Mi hipótesis puede parecer compleja, pero es que la realidad siempre lo es. No todos los detalles serán correctos. Hoy por hoy no existe ninguna hipótesis que lo explique todo, y para interpretar una situación tan enrevesada es necesario evaluar las pruebas. ¿Quién resulta más creíble cuando las conclusiones no cuadran: el grafólogo que asegura que el remitente de las cartas era estadounidense, o el doctor Cristons Tsonas, el médico que curó la pierna de Ahmed Allhaznawi, uno de los secuestradores del 11 de septiembre, y que afirma que “el diagnóstico más probable y coherente en vista de los datos disponibles es que la infección era ántrax cutáneo”.
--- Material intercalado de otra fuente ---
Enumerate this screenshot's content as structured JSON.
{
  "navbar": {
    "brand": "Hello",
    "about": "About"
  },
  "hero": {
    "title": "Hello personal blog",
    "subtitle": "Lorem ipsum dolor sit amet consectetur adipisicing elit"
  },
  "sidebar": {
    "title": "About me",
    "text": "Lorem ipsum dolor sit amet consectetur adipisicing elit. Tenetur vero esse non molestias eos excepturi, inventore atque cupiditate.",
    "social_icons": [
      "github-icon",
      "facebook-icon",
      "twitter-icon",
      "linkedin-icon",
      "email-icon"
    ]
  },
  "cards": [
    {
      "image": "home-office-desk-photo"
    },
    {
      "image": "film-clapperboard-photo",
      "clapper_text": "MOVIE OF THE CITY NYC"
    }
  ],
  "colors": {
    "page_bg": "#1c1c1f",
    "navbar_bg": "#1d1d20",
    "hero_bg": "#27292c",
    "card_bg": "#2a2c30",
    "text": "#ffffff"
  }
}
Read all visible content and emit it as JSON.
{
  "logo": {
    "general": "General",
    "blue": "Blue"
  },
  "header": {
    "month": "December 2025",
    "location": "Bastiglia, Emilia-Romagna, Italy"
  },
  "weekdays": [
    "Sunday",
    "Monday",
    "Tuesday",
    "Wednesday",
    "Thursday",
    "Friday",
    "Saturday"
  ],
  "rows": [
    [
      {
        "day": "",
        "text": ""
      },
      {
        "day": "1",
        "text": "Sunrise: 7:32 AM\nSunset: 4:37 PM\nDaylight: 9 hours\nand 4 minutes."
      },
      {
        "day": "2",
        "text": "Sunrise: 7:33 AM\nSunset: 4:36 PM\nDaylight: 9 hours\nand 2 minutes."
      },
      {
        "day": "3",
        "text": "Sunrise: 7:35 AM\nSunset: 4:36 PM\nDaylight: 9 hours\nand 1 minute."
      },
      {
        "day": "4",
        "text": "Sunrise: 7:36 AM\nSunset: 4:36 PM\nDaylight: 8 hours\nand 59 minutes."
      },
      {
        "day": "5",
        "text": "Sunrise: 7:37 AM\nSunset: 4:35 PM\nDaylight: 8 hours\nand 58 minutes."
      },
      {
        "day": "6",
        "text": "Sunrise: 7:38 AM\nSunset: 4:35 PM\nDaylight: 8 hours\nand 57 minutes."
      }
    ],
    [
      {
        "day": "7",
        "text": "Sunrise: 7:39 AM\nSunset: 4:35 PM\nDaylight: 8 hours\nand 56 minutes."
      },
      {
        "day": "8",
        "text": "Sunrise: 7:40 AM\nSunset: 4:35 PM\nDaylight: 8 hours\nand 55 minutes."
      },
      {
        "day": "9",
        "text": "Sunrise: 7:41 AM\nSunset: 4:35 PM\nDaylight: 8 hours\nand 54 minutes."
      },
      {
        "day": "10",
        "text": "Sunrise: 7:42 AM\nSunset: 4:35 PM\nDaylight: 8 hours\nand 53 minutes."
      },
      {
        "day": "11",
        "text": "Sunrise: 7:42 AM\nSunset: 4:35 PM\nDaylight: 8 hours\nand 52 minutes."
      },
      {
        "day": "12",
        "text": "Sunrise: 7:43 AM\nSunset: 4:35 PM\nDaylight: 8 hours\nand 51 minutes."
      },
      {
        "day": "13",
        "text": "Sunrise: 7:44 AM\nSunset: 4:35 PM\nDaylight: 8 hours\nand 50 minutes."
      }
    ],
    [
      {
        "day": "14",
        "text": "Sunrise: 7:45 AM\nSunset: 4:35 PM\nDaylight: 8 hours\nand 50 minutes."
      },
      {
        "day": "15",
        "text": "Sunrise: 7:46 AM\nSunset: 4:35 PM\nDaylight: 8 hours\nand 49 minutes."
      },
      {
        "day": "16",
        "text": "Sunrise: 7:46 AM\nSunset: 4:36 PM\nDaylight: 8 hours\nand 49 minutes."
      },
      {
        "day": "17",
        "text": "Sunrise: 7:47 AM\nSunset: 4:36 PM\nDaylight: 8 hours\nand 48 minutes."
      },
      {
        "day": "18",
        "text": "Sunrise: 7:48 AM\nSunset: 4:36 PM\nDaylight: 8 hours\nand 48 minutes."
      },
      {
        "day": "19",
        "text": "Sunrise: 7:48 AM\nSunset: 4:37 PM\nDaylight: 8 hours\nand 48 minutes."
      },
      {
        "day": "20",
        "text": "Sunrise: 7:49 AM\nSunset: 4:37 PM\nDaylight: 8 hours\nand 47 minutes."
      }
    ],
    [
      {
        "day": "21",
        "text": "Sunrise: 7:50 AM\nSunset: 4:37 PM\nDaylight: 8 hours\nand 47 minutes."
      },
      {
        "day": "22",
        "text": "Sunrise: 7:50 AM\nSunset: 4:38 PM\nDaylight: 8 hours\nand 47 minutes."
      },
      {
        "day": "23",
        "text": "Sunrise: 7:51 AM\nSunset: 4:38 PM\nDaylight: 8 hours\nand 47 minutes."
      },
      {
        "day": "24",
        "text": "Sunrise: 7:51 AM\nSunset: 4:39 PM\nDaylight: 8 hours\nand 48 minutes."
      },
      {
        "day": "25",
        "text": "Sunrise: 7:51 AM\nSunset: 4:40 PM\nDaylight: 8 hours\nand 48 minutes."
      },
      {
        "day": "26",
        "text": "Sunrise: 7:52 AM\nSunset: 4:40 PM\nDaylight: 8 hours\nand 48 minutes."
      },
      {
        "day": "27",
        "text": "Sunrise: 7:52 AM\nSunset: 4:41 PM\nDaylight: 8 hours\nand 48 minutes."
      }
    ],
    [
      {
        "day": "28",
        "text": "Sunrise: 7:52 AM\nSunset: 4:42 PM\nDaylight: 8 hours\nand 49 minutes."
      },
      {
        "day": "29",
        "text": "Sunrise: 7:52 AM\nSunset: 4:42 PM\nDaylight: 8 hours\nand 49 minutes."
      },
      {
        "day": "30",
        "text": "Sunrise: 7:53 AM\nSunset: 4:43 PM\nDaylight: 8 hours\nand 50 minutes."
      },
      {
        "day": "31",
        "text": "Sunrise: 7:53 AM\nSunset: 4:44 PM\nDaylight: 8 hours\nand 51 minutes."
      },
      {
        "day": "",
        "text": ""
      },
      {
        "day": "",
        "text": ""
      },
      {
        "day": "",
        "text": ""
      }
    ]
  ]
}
¿Es posible que los envíos de cartas tóxicas fuesen la segunda oleada de atentados planeada por Al Qaeda? Según las declaraciones de un alto funcionario publicadas por el Washington Post el 27 de octubre de 2001, “nadie” a la sazón creyó que se tratase de la segunda oleada: “ni hay datos que lo confirmen, ni responde al comportamiento habitual (de Al Qaeda)”. Pero antes de decidir si responde al comportamiento habitual de la organización terrorista habría que conocer la magnitud prevista de la masacre. Tal vez sea un error dar por hecho que el atentado sólo pretendía acabar con la vida de cinco personas y que salió conforme a lo planeado.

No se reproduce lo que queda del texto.